Hacker News new | ask | show | jobs
by CGamesPlay 3329 days ago
I'm relatively novice to machine learning but here's my best attempt to summarize what's going on in layman's terms. Please correct me if I'm wrong.

- Encode the words in the source (aka embedding, section 3.1)

- Feed every run of k words into a convolutional layer producing an output, repeat this process 6 layers deep (section 3.2).

- Decide on which input word is most important for the "current" output word (aka attention, section 3.3).

- The most important word is decoded into the target language (section 3.1 again).

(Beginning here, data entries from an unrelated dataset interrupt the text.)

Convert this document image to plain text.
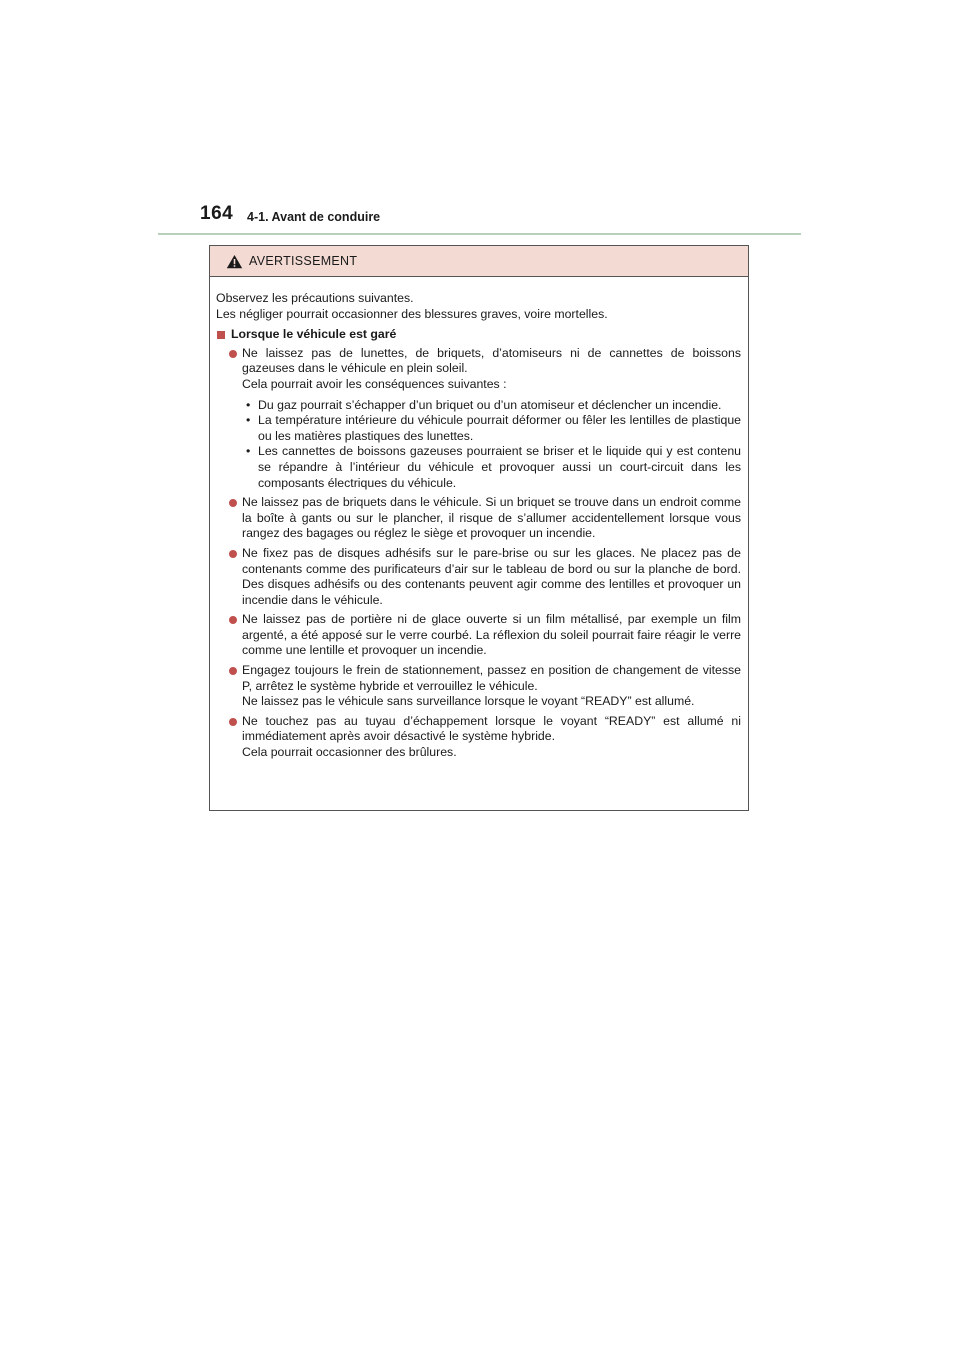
164 4-1. Avant de conduire
AVERTISSEMENT

Observez les précautions suivantes.

Les négliger pourrait occasionner des blessures graves, voire mortelles.

Lorsque le véhicule est garé

Ne laissez pas de lunettes, de briquets, d’atomiseurs ni de cannettes de boissons gazeuses dans le véhicule en plein soleil.

Cela pourrait avoir les conséquences suivantes :

• Du gaz pourrait s’échapper d’un briquet ou d’un atomiseur et déclencher un incendie.
• La température intérieure du véhicule pourrait déformer ou fêler les lentilles de plastique ou les matières plastiques des lunettes.
• Les cannettes de boissons gazeuses pourraient se briser et le liquide qui y est contenu se répandre à l’intérieur du véhicule et provoquer aussi un court-circuit dans les composants électriques du véhicule.

Ne laissez pas de briquets dans le véhicule. Si un briquet se trouve dans un endroit comme la boîte à gants ou sur le plancher, il risque de s’allumer accidentellement lorsque vous rangez des bagages ou réglez le siège et provoquer un incendie.

Ne fixez pas de disques adhésifs sur le pare-brise ou sur les glaces. Ne placez pas de contenants comme des purificateurs d’air sur le tableau de bord ou sur la planche de bord. Des disques adhésifs ou des contenants peuvent agir comme des lentilles et provoquer un incendie dans le véhicule.

Ne laissez pas de portière ni de glace ouverte si un film métallisé, par exemple un film argenté, a été apposé sur le verre courbé. La réflexion du soleil pourrait faire réagir le verre comme une lentille et provoquer un incendie.

Engagez toujours le frein de stationnement, passez en position de changement de vitesse P, arrêtez le système hybride et verrouillez le véhicule.

Ne laissez pas le véhicule sans surveillance lorsque le voyant “READY” est allumé.

Ne touchez pas au tuyau d’échappement lorsque le voyant “READY” est allumé ni immédiatement après avoir désactivé le système hybride.

Cela pourrait occasionner des brûlures.
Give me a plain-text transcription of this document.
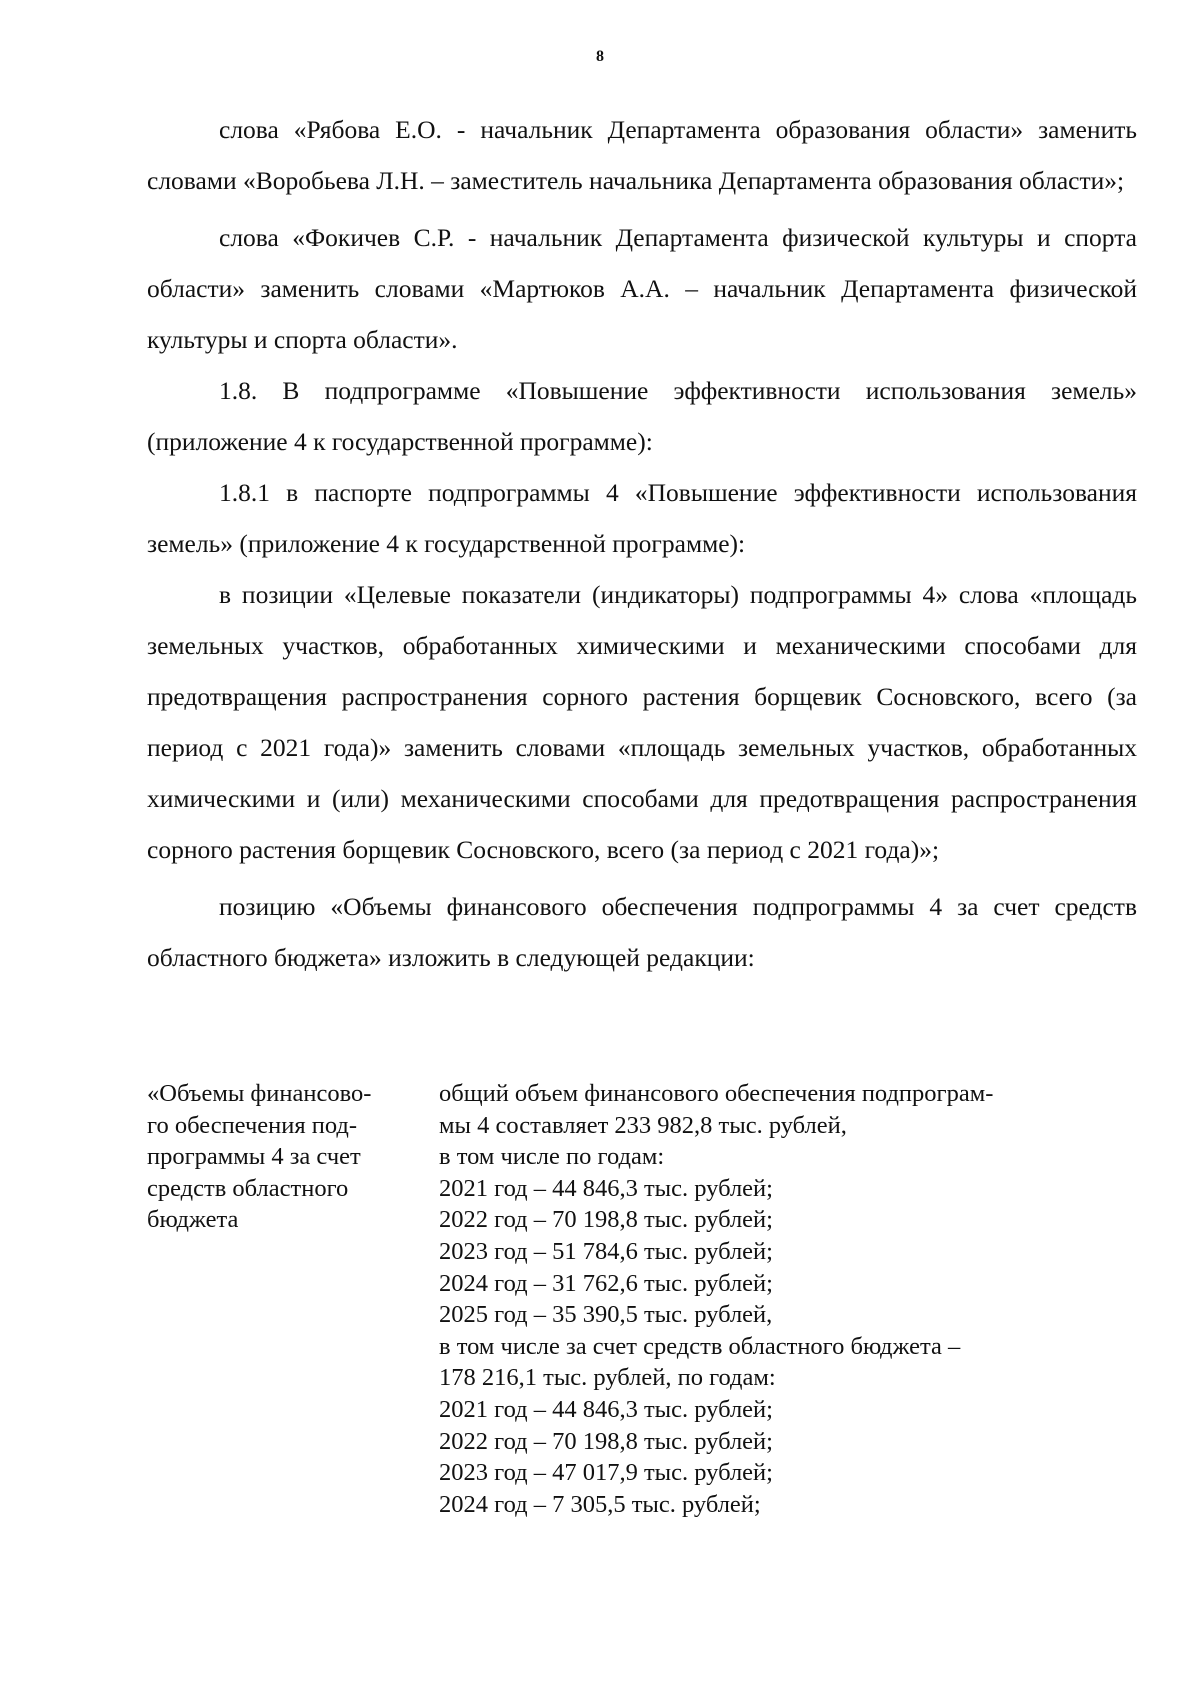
8

слова «Рябова Е.О. - начальник Департамента образования области» заменить словами «Воробьева Л.Н. – заместитель начальника Департамента образования области»;

слова «Фокичев С.Р. - начальник Департамента физической культуры и спорта области» заменить словами «Мартюков А.А. – начальник Департамента физической культуры и спорта области».

1.8. В подпрограмме «Повышение эффективности использования земель» (приложение 4 к государственной программе):

1.8.1 в паспорте подпрограммы 4 «Повышение эффективности использования земель» (приложение 4 к государственной программе):

в позиции «Целевые показатели (индикаторы) подпрограммы 4» слова «площадь земельных участков, обработанных химическими и механическими способами для предотвращения распространения сорного растения борщевик Сосновского, всего (за период с 2021 года)» заменить словами «площадь земельных участков, обработанных химическими и (или) механическими способами для предотвращения распространения сорного растения борщевик Сосновского, всего (за период с 2021 года)»;

позицию «Объемы финансового обеспечения подпрограммы 4 за счет средств областного бюджета» изложить в следующей редакции:

«Объемы финансово-
го обеспечения под-
программы 4 за счет
средств областного
бюджета
общий объем финансового обеспечения подпрограм-
мы 4 составляет 233 982,8 тыс. рублей,
в том числе по годам:
2021 год – 44 846,3 тыс. рублей;
2022 год – 70 198,8 тыс. рублей;
2023 год – 51 784,6 тыс. рублей;
2024 год – 31 762,6 тыс. рублей;
2025 год – 35 390,5 тыс. рублей,
в том числе за счет средств областного бюджета –
178 216,1 тыс. рублей, по годам:
2021 год – 44 846,3 тыс. рублей;
2022 год – 70 198,8 тыс. рублей;
2023 год – 47 017,9 тыс. рублей;
2024 год – 7 305,5 тыс. рублей;
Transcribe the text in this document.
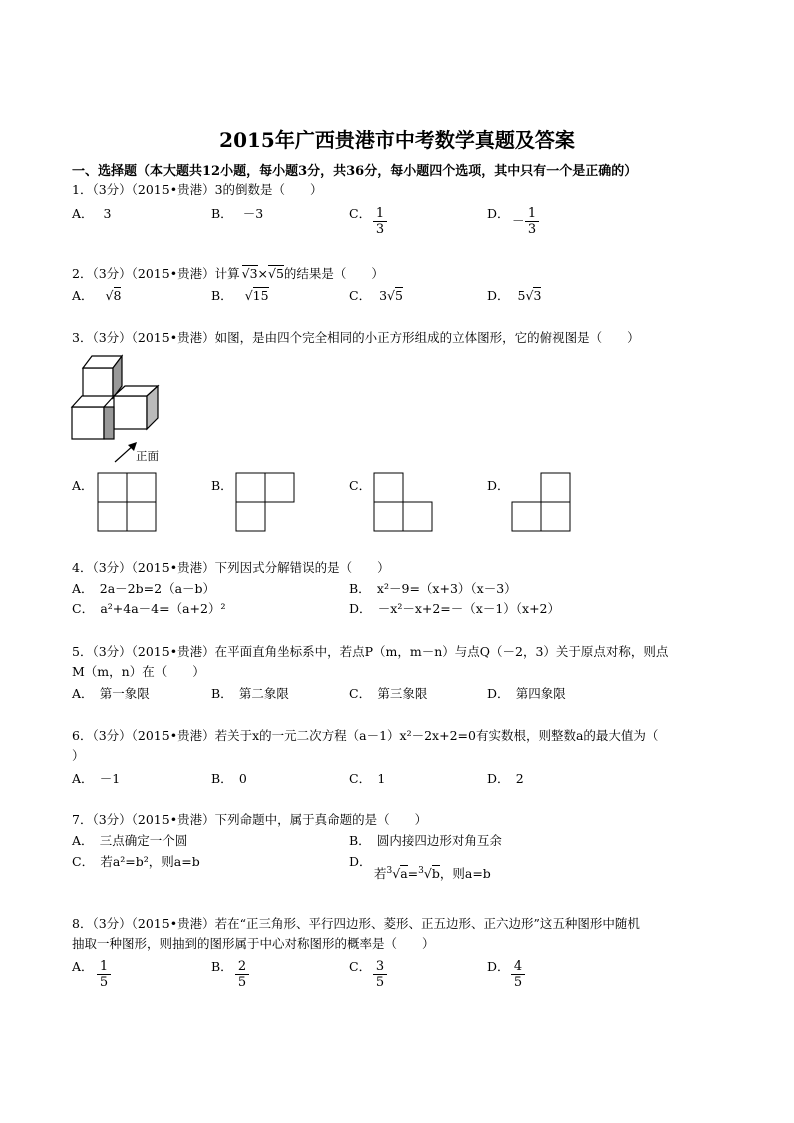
2015年广西贵港市中考数学真题及答案
一、选择题（本大题共12小题，每小题3分，共36分，每小题四个选项，其中只有一个是正确的）
1．（3分）（2015•贵港）3的倒数是（　　）
A． 3	B． －3	C． $\frac{1}{3}$	D． － $\frac{1}{3}$
2．（3分）（2015•贵港）计算 √3×√5的结果是（　　）
A． √8	B． √15	C． 3√5	D． 5√3
3．（3分）（2015•贵港）如图，是由四个完全相同的小正方形组成的立体图形，它的俯视图是（　　）
正面
A．	B．	C．	D．
4．（3分）（2015•贵港）下列因式分解错误的是（　　）
A．　2a－2b=2（a－b）	B．　x²－9=（x+3）（x－3）
C．　a²+4a－4=（a+2）²	D．　－x²－x+2=－（x－1）（x+2）
5．（3分）（2015•贵港）在平面直角坐标系中，若点P（m，m－n）与点Q（－2，3）关于原点对称，则点
M（m，n）在（　　）
A．　第一象限	B．　第二象限	C．　第三象限	D．　第四象限
6．（3分）（2015•贵港）若关于x的一元二次方程（a－1）x²－2x+2=0有实数根，则整数a的最大值为（
）
A．　－1	B．　0	C．　1	D．　2
7．（3分）（2015•贵港）下列命题中，属于真命题的是（　　）
A．　三点确定一个圆	B．　圆内接四边形对角互余
C．　若a²=b²，则a=b	D．
若$^3$√a=$^3$√b，则a=b
8．（3分）（2015•贵港）若在“正三角形、平行四边形、菱形、正五边形、正六边形”这五种图形中随机
抽取一种图形，则抽到的图形属于中心对称图形的概率是（　　）
A． $\frac{1}{5}$	B． $\frac{2}{5}$	C． $\frac{3}{5}$	D． $\frac{4}{5}$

You repeat this process with every word as the "current" word. The critical insight of using this mechanism over an RNN is that you can do this repetition in parallel because each "current" word does not depend on any of the previous ones.

Am I on the right track?

1 comments

Yes, that's pretty accurate. Step 3 (attention) is repeated multiple times, i.e. for each layer in the decoder. With each additional layer, you incorporate more of the previously translated text as well as information about which parts of the source sentence representation were used to generate it. The independence of the current word from the previous words applies to the training phrase as a complete reference translation is provided and the model is trained to predict single next words only. This kind of computation would be very inefficient with an RNN: it would have to run over each word in every layer sequentially which prohibits efficient batching.

When generating a translation for a new sentence, the model uses classic beam search where the decoder is evaluated on a word-by-word basis. It's still pretty fast since the source-side network is highly parallelizable and running the decoder for a single word is relatively cheap.